Pennsylvania senate passes bill that would allow state, local transportation authorities to partner with private groups to provide funding; bill intended to address US$3.5B annual shortfall in funds for roads, bridges
GRAIN VALLEY, Missouri
December 16, 2011
(Land Line Magazine)
– Authorization for the Pennsylvania DOT to partner with private groups to get work done on existing transportation infrastructure is one step closer to reality.
OOIDA officials say truckers already pay taxes and other user fees to access freeways. As a result, charging tolls on existing roads would amount to an additional tax.
“Tolls are taxes, and paying both tolls and fuel taxes amounts to double taxation,” Association leadership states in its list of highway funding principles. “OOIDA adamantly opposes the sale or lease of existing roads and efforts to convert non-tolled roads into toll facilities.”
The Pennsylvania Senate voted 49-1 on Wednesday, Dec. 14 to advance a bill that is intended to help address an estimated $3.5 billion annual shortfall in funds needed for roads, bridges and transit. The bill would allow state government and local transportation authorities to partner with private groups to provide funding.
The bill – SB344 – now moves to the House for further consideration. A nearly identical House version – HB3 – could come up for a vote within the next week.

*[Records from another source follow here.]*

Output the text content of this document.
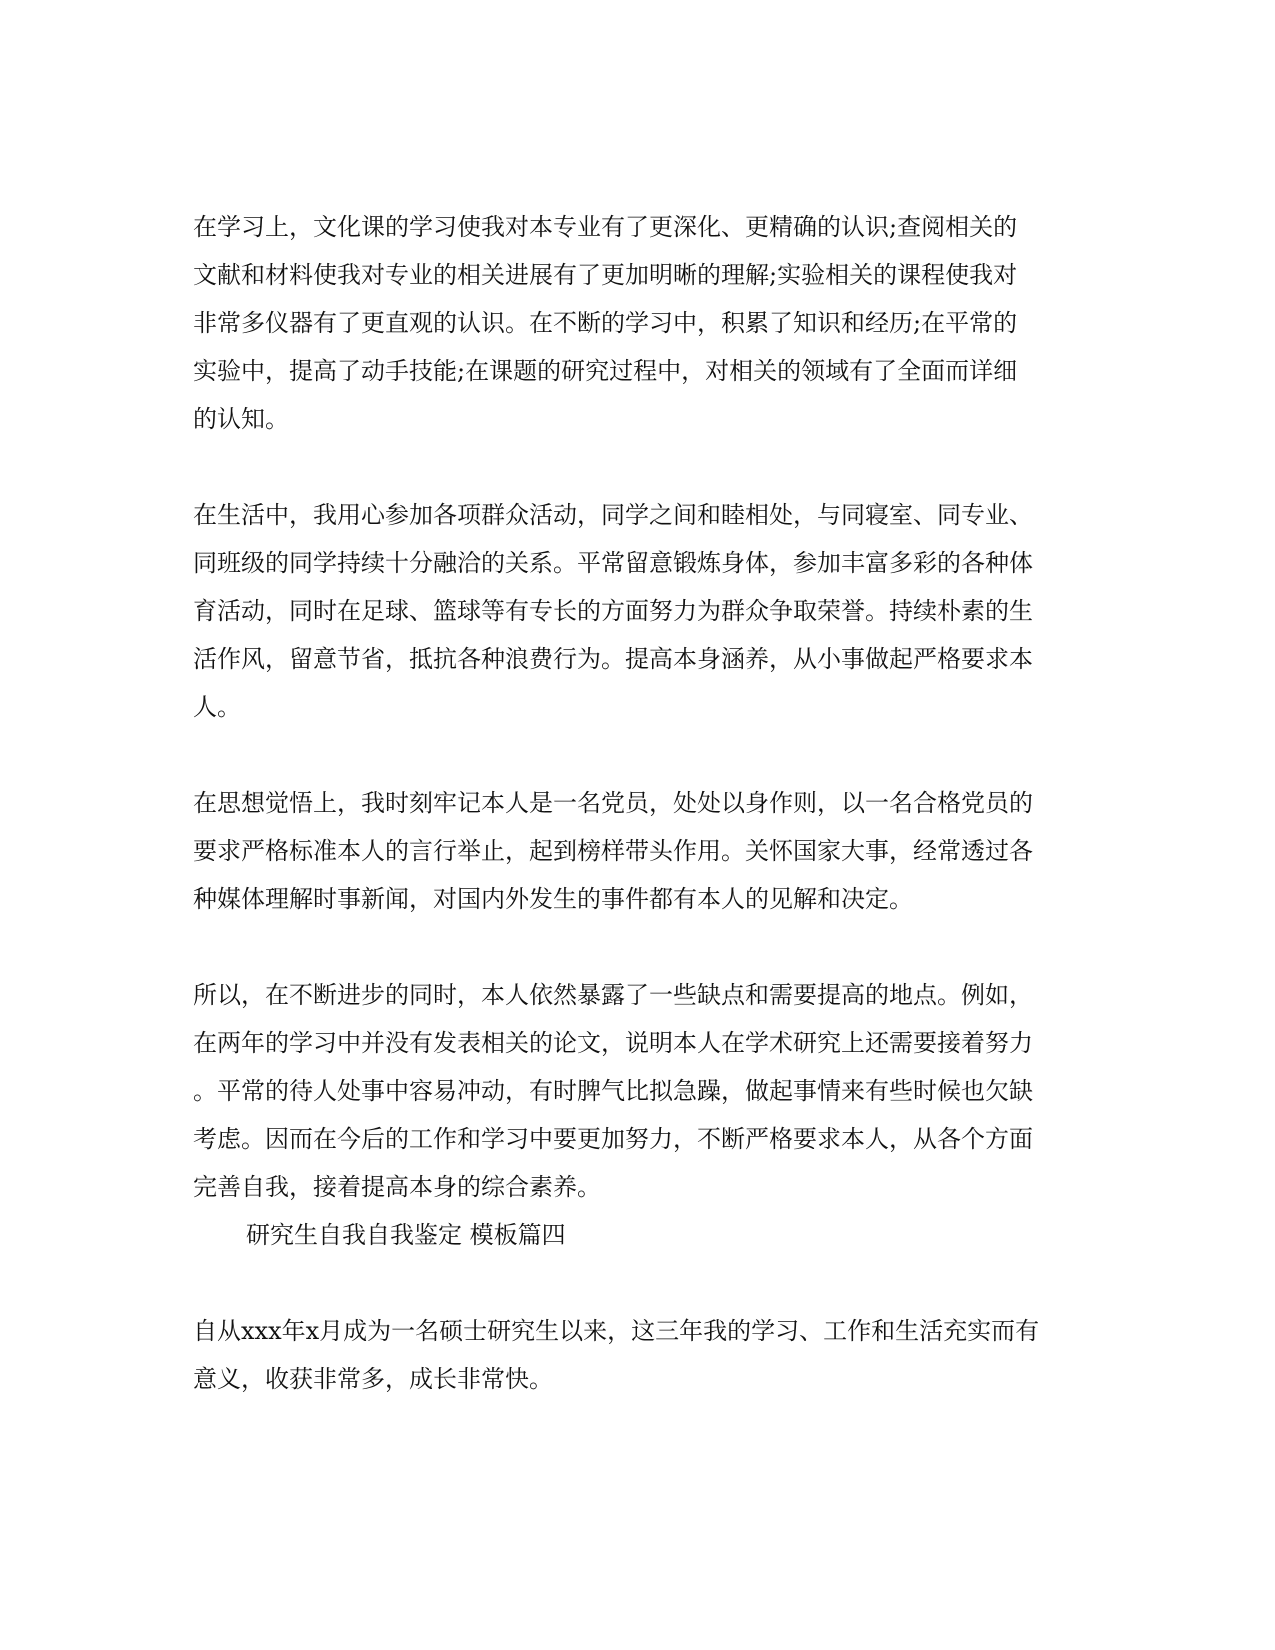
在学习上，文化课的学习使我对本专业有了更深化、更精确的认识;查阅相关的
文献和材料使我对专业的相关进展有了更加明晰的理解;实验相关的课程使我对
非常多仪器有了更直观的认识。在不断的学习中，积累了知识和经历;在平常的
实验中，提高了动手技能;在课题的研究过程中，对相关的领域有了全面而详细
的认知。
在生活中，我用心参加各项群众活动，同学之间和睦相处，与同寝室、同专业、
同班级的同学持续十分融洽的关系。平常留意锻炼身体，参加丰富多彩的各种体
育活动，同时在足球、篮球等有专长的方面努力为群众争取荣誉。持续朴素的生
活作风，留意节省，抵抗各种浪费行为。提高本身涵养，从小事做起严格要求本
人。
在思想觉悟上，我时刻牢记本人是一名党员，处处以身作则，以一名合格党员的
要求严格标准本人的言行举止，起到榜样带头作用。关怀国家大事，经常透过各
种媒体理解时事新闻，对国内外发生的事件都有本人的见解和决定。
所以，在不断进步的同时，本人依然暴露了一些缺点和需要提高的地点。例如，
在两年的学习中并没有发表相关的论文，说明本人在学术研究上还需要接着努力
。平常的待人处事中容易冲动，有时脾气比拟急躁，做起事情来有些时候也欠缺
考虑。因而在今后的工作和学习中要更加努力，不断严格要求本人，从各个方面
完善自我，接着提高本身的综合素养。
研究生自我自我鉴定 模板篇四
自从xxx年x月成为一名硕士研究生以来，这三年我的学习、工作和生活充实而有
意义，收获非常多，成长非常快。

Advocates of public-private partnerships say mounting pressures to simply maintain existing transportation infrastructure is reason enough to innovate and adapt to overcome those challenges.

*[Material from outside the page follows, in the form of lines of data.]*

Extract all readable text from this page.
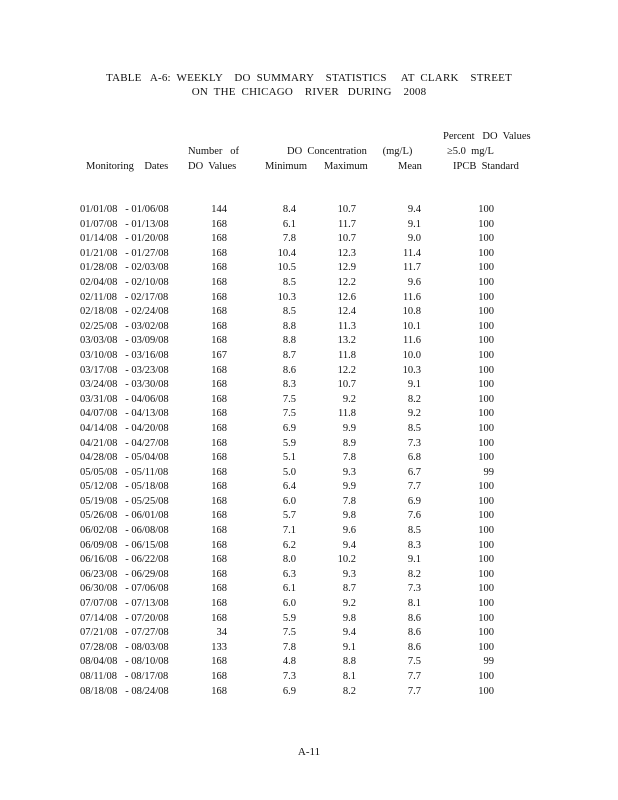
TABLE   A-6:  WEEKLY    DO  SUMMARY    STATISTICS     AT  CLARK    STREET
ON  THE  CHICAGO    RIVER   DURING    2008
Percent   DO  Values
≥5.0  mg/L
Number   of	DO  Concentration      (mg/L)
Monitoring    Dates DO  Values	Minimum Maximum	Mean	IPCB  Standard
01/01/08   - 01/06/08	144	8.4	10.7	9.4	100
01/07/08   - 01/13/08	168	6.1	11.7	9.1	100
01/14/08   - 01/20/08	168	7.8	10.7	9.0	100
01/21/08   - 01/27/08	168	10.4	12.3	11.4	100
01/28/08   - 02/03/08	168	10.5	12.9	11.7	100
02/04/08   - 02/10/08	168	8.5	12.2	9.6	100
02/11/08   - 02/17/08	168	10.3	12.6	11.6	100
02/18/08   - 02/24/08	168	8.5	12.4	10.8	100
02/25/08   - 03/02/08	168	8.8	11.3	10.1	100
03/03/08   - 03/09/08	168	8.8	13.2	11.6	100
03/10/08   - 03/16/08	167	8.7	11.8	10.0	100
03/17/08   - 03/23/08	168	8.6	12.2	10.3	100
03/24/08   - 03/30/08	168	8.3	10.7	9.1	100
03/31/08   - 04/06/08	168	7.5	9.2	8.2	100
04/07/08   - 04/13/08	168	7.5	11.8	9.2	100
04/14/08   - 04/20/08	168	6.9	9.9	8.5	100
04/21/08   - 04/27/08	168	5.9	8.9	7.3	100
04/28/08   - 05/04/08	168	5.1	7.8	6.8	100
05/05/08   - 05/11/08	168	5.0	9.3	6.7	99
05/12/08   - 05/18/08	168	6.4	9.9	7.7	100
05/19/08   - 05/25/08	168	6.0	7.8	6.9	100
05/26/08   - 06/01/08	168	5.7	9.8	7.6	100
06/02/08   - 06/08/08	168	7.1	9.6	8.5	100
06/09/08   - 06/15/08	168	6.2	9.4	8.3	100
06/16/08   - 06/22/08	168	8.0	10.2	9.1	100
06/23/08   - 06/29/08	168	6.3	9.3	8.2	100
06/30/08   - 07/06/08	168	6.1	8.7	7.3	100
07/07/08   - 07/13/08	168	6.0	9.2	8.1	100
07/14/08   - 07/20/08	168	5.9	9.8	8.6	100
07/21/08   - 07/27/08	34	7.5	9.4	8.6	100
07/28/08   - 08/03/08	133	7.8	9.1	8.6	100
08/04/08   - 08/10/08	168	4.8	8.8	7.5	99
08/11/08   - 08/17/08	168	7.3	8.1	7.7	100
08/18/08   - 08/24/08	168	6.9	8.2	7.7	100
A-11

Rep. Rick Geist, R-Blair, said the state needs to be in the business of partnering to fund repairs on highways and bridges.
“There are projects that people are looking at, and they are ready to go,” Geist previously told lawmakers.

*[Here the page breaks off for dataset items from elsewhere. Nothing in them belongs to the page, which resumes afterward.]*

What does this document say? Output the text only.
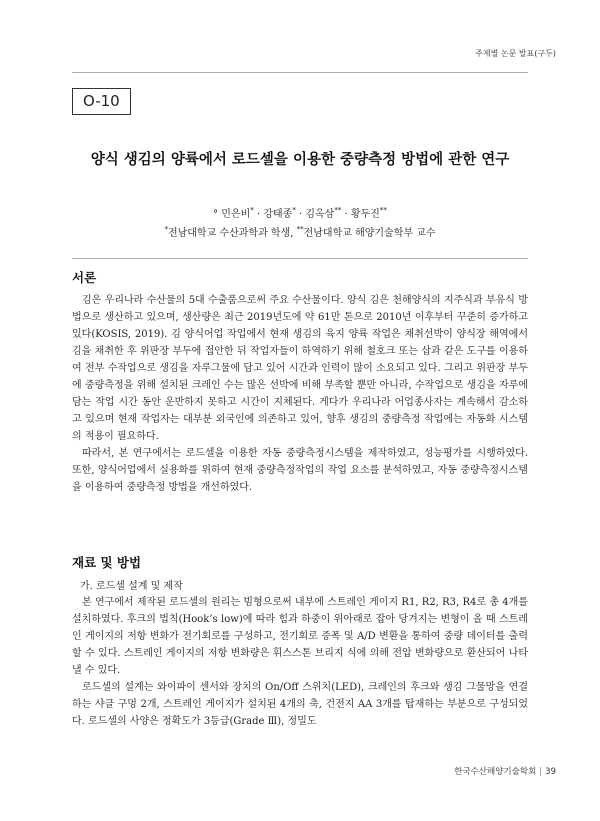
주제별 논문 발표(구두)
O-10
양식 생김의 양륙에서 로드셀을 이용한 중량측정 방법에 관한 연구
° 민은비* · 강태종* · 김옥삼** · 황두진**
*전남대학교 수산과학과 학생, **전남대학교 해양기술학부 교수
서론

김은 우리나라 수산물의 5대 수출품으로써 주요 수산물이다. 양식 김은 천해양식의 지주식과 부유식 방법으로 생산하고 있으며, 생산량은 최근 2019년도에 약 61만 톤으로 2010년 이후부터 꾸준히 증가하고 있다(KOSIS, 2019). 김 양식어업 작업에서 현재 생김의 육지 양륙 작업은 채취선박이 양식장 해역에서 김을 채취한 후 위판장 부두에 접안한 뒤 작업자들이 하역하기 위해 철호크 또는 삽과 같은 도구를 이용하여 전부 수작업으로 생김을 자루그물에 담고 있어 시간과 인력이 많이 소요되고 있다. 그리고 위판장 부두에 중량측정을 위해 설치된 크레인 수는 많은 선박에 비해 부족할 뿐만 아니라, 수작업으로 생김을 자루에 담는 작업 시간 동안 운반하지 못하고 시간이 지체된다. 게다가 우리나라 어업종사자는 계속해서 감소하고 있으며 현재 작업자는 대부분 외국인에 의존하고 있어, 향후 생김의 중량측정 작업에는 자동화 시스템의 적용이 필요하다.

따라서, 본 연구에서는 로드셀을 이용한 자동 중량측정시스템을 제작하였고, 성능평가를 시행하였다. 또한, 양식어업에서 실용화를 위하여 현재 중량측정작업의 작업 요소를 분석하였고, 자동 중량측정시스템을 이용하여 중량측정 방법을 개선하였다.

재료 및 방법
가. 로드셀 설계 및 제작

본 연구에서 제작된 로드셀의 원리는 빔형으로써 내부에 스트레인 게이지 R1, R2, R3, R4로 총 4개를 설치하였다. 후크의 법칙(Hook’s low)에 따라 힘과 하중이 위아래로 잡아 당겨지는 변형이 올 때 스트레인 게이지의 저항 변화가 전기회로를 구성하고, 전기회로 증폭 및 A/D 변환을 통하여 중량 데이터를 출력할 수 있다. 스트레인 게이지의 저항 변화량은 휘스스톤 브리지 식에 의해 전압 변화량으로 환산되어 나타낼 수 있다.

로드셀의 설계는 와이파이 센서와 장치의 On/Off 스위치(LED), 크레인의 후크와 생김 그물망을 연결하는 샤클 구멍 2개, 스트레인 게이지가 설치된 4개의 축, 건전지 AA 3개를 탑재하는 부분으로 구성되었다. 로드셀의 사양은 정확도가 3등급(Grade Ⅲ), 정밀도

한국수산해양기술학회 | 39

One group he recently identified that is ready to do business in the state is Goldman Sachs. The company has frequented capitols around the country for years touting the benefits of signing over state assets to private developers.
Opponents say the private sector option would not adequately address the state’s highway funding needs. Others say the method benefits only high-traffic areas and does nothing to help the state’s rural areas.
If approved, a seven-member board would be created to review toll proposals. The Senate version would allow four state lawmakers to sit on the board.
Before any deal could be green-lighted by the board the Pennsylvania General Assembly would get a 20-day window to vote on the project.
Ryan Bowley, OOIDA’s director of legislative affairs, said he is concerned that Pennsylvania officials view public-private partnerships as a quick fix to years of mismanaging transportation revenue highlighted by the state’s $3.5 billion annual shortfall.
“In resorting to tolls they essentially are trying to hide the fact that they have had decades of poor management decisions in terms of investing limited transportation dollars,” Bowley said.
Bowley said that truckers and motorists are left to pay for the state’s bad decisions.
Despite the late date on the calendar, the bill does not face any pressing deadlines. Year two of the state’s two-year session begins in early January.
OOIDA encourages Pennsylvania members to contact their state lawmakers about the legislation.